Newly released enrollment figures for Oklahoma schools show districts may receive at least $195 million combined for 55,236 “ghost” students who do not attend classes in the district but are nonetheless included in enrollment counts used to determine state funding for each district.
Under Oklahoma law, state funding for schools is distributed based on several factors, including “the highest weighted average daily membership for the school district of the two (2) preceding school years.”
As a result of distributing state aid based on the highest enrollment figure from a three-year period, schools with declining enrollment can receive continued funding for students who transferred to other districts, graduated, or even moved out of state.
Such students are informally referred to as “ghost” students since they exist only on paper in the districts claiming them based on prior-year enrollments.
Due to COVID-related shutdowns in many major Oklahoma schools, this year tens of thousands of students transferred to virtual charter schools, private schools, homeschool, or other districts that provide full-time, in-person instruction.
Yet those departed students can still be included in the enrollment count used by their old district when state officials determine the level of state funding that district will receive.
An Oklahoma Council of Public Affairs analysis, based on newly released enrollment data for more than 500 school districts, finds that 55,236 ghost students may be included in the enrollment figures used in the state’s school-funding formula.

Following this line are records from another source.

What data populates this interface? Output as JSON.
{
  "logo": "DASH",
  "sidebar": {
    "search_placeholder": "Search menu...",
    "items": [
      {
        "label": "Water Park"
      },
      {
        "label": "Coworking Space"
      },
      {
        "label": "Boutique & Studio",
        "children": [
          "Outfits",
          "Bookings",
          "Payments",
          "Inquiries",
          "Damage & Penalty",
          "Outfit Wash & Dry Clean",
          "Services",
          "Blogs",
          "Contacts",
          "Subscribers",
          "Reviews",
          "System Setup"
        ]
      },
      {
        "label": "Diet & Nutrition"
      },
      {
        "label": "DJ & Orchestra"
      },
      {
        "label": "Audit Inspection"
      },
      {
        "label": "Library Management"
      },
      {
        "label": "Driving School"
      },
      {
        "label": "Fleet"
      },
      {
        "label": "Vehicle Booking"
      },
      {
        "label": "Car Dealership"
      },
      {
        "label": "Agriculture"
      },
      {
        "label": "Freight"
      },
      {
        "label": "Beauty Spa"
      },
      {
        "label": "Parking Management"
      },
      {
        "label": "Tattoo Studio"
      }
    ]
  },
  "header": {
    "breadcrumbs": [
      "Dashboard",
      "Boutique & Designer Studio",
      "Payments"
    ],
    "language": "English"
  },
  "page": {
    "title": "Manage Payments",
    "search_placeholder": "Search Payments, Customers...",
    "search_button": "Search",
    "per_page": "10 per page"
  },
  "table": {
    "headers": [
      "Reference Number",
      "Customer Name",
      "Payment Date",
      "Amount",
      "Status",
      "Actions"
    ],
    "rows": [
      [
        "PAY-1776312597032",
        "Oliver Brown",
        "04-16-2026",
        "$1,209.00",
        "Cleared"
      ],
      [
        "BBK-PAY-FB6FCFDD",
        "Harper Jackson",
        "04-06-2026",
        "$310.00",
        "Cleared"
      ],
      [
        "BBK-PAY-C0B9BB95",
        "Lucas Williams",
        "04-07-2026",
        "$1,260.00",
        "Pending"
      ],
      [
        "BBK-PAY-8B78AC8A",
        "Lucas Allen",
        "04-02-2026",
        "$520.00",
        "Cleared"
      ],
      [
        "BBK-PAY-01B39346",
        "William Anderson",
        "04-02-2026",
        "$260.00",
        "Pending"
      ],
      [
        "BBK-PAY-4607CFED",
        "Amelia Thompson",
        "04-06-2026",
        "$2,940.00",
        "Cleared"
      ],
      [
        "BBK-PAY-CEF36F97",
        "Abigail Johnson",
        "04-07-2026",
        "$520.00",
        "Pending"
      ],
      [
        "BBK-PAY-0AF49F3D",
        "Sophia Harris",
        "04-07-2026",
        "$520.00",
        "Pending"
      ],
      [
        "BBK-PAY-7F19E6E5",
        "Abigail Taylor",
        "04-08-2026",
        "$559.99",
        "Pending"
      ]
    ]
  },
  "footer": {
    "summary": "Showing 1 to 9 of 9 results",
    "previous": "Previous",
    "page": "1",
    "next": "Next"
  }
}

The 55,236 figure reflects only the shift in raw student numbers. The “ghost student” impact on funding may be even greater since the school-funding formula assigns “weights” to individual students based on things such as special needs or poverty, so a single student could count as 1.5 students when a school’s funding is calculated, for example.
Because the state-aid figure for 2021 is $3,533.17 per student, that means at least $195.1 million may be allocated for the education of nonexistent students throughout Oklahoma schools. That estimate likely understates the full financial impact due to the use of student “weights” in the funding process.
In part because an overwhelming majority of traditional school districts experienced declining student enrollment this year, nearly all districts could receive funding for ghost students under the state’s current funding formula.
However, just 22 districts account for 30,691 ghost students, or more than 55 percent of the total. Those districts are among Oklahoma’s largest districts, mostly centered in urban areas, and positioned to each claim 400 or more ghost students when it comes to distribution of state funding.
In many other districts, the number of ghost students is relatively small. State data show that 127 districts may be able to claim between one and 20 ghost students.
However, because many of those districts have very low student counts, in some situations more than 10 percent of a small school’s per-pupil state funding may be tied to student-enrollment counts from prior years that include children who no longer attend the school.
Just 65 districts—including the online districts that have experienced explosive growth—will likely not be able to claim any ghost students under existing state law.
Ray Carter is the director of OCPA’s Center for Independent Journalism.